Step 3: Use ANN to solve the task
Use whatever works:
- RNNs
- transformers
- simple feedforward models
- RL agents
The goal is not performance records, but:
- does the model really implement the intended computation?
- how does it represent information?
- how does learning shape the solution?
Step 4: Analyze, not just train
After training:
- inspect internal representations
- test generalization
- remove parts and see what breaks
This is where understanding comes from.
Step 5: Slowly combine modules
Only after understanding individual pieces:
- combine memory + planning
- combine perception + memory
- see where things interfere or help each other
This should be done slowly, not by scaling up blindly.
5. Important existing work along this path (I’m not alone)
Many people have already done important pieces of this idea:
5.1 Normative and task-based models in neuroscience
- Models that ask: what computation would be optimal here?
- Widely used for perception, decision making, and learning
5.2 RL as a model of dopamine and learning
- Temporal-difference learning linked to dopamine signals
- Very successful example of functional modeling
5.3 Memory models inspired by hippocampus
- Successor representations
- Episodic memory models
- Navigation and planning frameworks
5.4 AI models compared to brain data
- Deep networks compared with visual cortex
- Language models compared with brain responses
- Even when architectures differ, functions sometimes match well
5.5 NeuroAI and cognitive modeling communities
- Explicitly trying to connect AI models with brain computation
- Often emphasize function over biological detail
So this is not a new idea — it’s more like continuing and organizing an existing direction.
6. What I don’t expect from this approach
- I don’t expect to fully explain the brain
- I don’t expect perfect biological realism
- I don’t expect one clean modular decomposition
Brains are messy.
But even partial success — understanding some core computations — would already be valuable.

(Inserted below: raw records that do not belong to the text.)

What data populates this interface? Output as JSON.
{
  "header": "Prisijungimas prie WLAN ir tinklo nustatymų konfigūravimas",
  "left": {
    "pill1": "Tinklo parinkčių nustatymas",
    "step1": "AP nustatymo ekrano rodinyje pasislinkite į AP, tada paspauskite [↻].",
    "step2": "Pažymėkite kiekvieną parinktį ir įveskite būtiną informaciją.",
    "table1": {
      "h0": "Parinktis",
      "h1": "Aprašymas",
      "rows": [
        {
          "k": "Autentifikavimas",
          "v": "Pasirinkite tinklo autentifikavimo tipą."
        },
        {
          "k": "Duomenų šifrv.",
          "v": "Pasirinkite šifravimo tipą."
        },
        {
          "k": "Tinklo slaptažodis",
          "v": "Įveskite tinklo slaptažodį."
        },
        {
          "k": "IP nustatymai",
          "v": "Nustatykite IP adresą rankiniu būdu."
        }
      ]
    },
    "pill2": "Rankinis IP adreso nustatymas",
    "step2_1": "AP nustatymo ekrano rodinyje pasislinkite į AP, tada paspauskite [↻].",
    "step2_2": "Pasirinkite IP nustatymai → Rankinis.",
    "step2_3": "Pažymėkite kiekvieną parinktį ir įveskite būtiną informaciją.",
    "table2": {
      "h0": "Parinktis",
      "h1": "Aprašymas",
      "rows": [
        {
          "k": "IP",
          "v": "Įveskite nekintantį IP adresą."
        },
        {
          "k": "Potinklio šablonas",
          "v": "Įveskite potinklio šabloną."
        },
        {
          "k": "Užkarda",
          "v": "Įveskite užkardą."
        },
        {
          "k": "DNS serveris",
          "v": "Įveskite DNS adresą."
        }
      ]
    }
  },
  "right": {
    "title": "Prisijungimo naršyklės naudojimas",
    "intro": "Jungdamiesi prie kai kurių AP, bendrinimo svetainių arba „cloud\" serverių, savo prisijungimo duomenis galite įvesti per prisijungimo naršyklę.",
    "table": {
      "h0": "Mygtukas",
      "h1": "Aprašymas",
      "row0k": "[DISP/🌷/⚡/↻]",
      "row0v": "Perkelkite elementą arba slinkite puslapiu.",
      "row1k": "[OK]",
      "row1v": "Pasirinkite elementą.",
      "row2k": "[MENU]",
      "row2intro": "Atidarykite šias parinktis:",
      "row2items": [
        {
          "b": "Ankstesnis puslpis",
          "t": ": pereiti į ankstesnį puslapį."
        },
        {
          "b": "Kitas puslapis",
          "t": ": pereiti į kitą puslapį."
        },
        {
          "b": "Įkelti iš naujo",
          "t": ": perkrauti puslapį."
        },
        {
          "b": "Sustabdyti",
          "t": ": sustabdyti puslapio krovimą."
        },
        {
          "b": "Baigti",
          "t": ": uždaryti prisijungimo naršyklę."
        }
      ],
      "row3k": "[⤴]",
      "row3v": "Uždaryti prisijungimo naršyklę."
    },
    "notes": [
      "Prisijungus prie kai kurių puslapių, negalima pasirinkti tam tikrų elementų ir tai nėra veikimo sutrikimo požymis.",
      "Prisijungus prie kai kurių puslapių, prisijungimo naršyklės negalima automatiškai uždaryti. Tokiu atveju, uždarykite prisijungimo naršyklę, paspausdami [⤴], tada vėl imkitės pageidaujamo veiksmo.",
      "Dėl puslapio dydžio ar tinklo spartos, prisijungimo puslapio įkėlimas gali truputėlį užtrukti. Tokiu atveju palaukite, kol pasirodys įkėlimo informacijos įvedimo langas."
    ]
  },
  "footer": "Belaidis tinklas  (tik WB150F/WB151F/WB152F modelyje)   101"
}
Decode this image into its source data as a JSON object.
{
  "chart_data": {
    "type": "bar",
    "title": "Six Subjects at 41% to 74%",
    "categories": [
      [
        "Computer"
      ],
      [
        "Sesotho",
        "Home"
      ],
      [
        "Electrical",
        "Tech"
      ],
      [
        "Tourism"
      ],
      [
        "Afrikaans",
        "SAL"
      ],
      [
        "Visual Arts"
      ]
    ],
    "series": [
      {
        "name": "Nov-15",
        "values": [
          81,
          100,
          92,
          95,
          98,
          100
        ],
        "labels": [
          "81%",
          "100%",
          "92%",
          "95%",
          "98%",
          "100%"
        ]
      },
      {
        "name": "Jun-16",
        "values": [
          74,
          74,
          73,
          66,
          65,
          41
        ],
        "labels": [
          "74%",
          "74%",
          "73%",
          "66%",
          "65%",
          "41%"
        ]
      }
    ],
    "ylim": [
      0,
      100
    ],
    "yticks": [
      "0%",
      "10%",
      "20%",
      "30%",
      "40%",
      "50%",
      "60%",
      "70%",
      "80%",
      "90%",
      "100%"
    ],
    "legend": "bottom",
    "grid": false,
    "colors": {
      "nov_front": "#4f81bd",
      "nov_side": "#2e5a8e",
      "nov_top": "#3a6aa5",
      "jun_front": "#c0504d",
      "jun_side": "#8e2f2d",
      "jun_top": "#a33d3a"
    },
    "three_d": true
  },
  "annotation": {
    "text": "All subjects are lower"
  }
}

7. Why this feels like a reasonable path for an independent learner
- It’s conceptual, not hardware-heavy
- It doesn’t require massive datasets
- It builds understanding step by step
- It connects neuroscience, AI, and cognition in a concrete way
Most importantly:
Every model must do something meaningful, or it’s discarded.
8. Short summary
In one paragraph:
Instead of simulating more biological detail or chasing real-world AI benchmarks, I want to understand the brain by identifying core computations it performs and reproducing them using artificial neural networks. The plan is to start from simple but meaningful functions (like memory or planning), study them carefully, and then gradually combine them. This direction already exists in many forms across neuroscience and AI, and I see this as a personal attempt to learn from and contribute to that ongoing effort.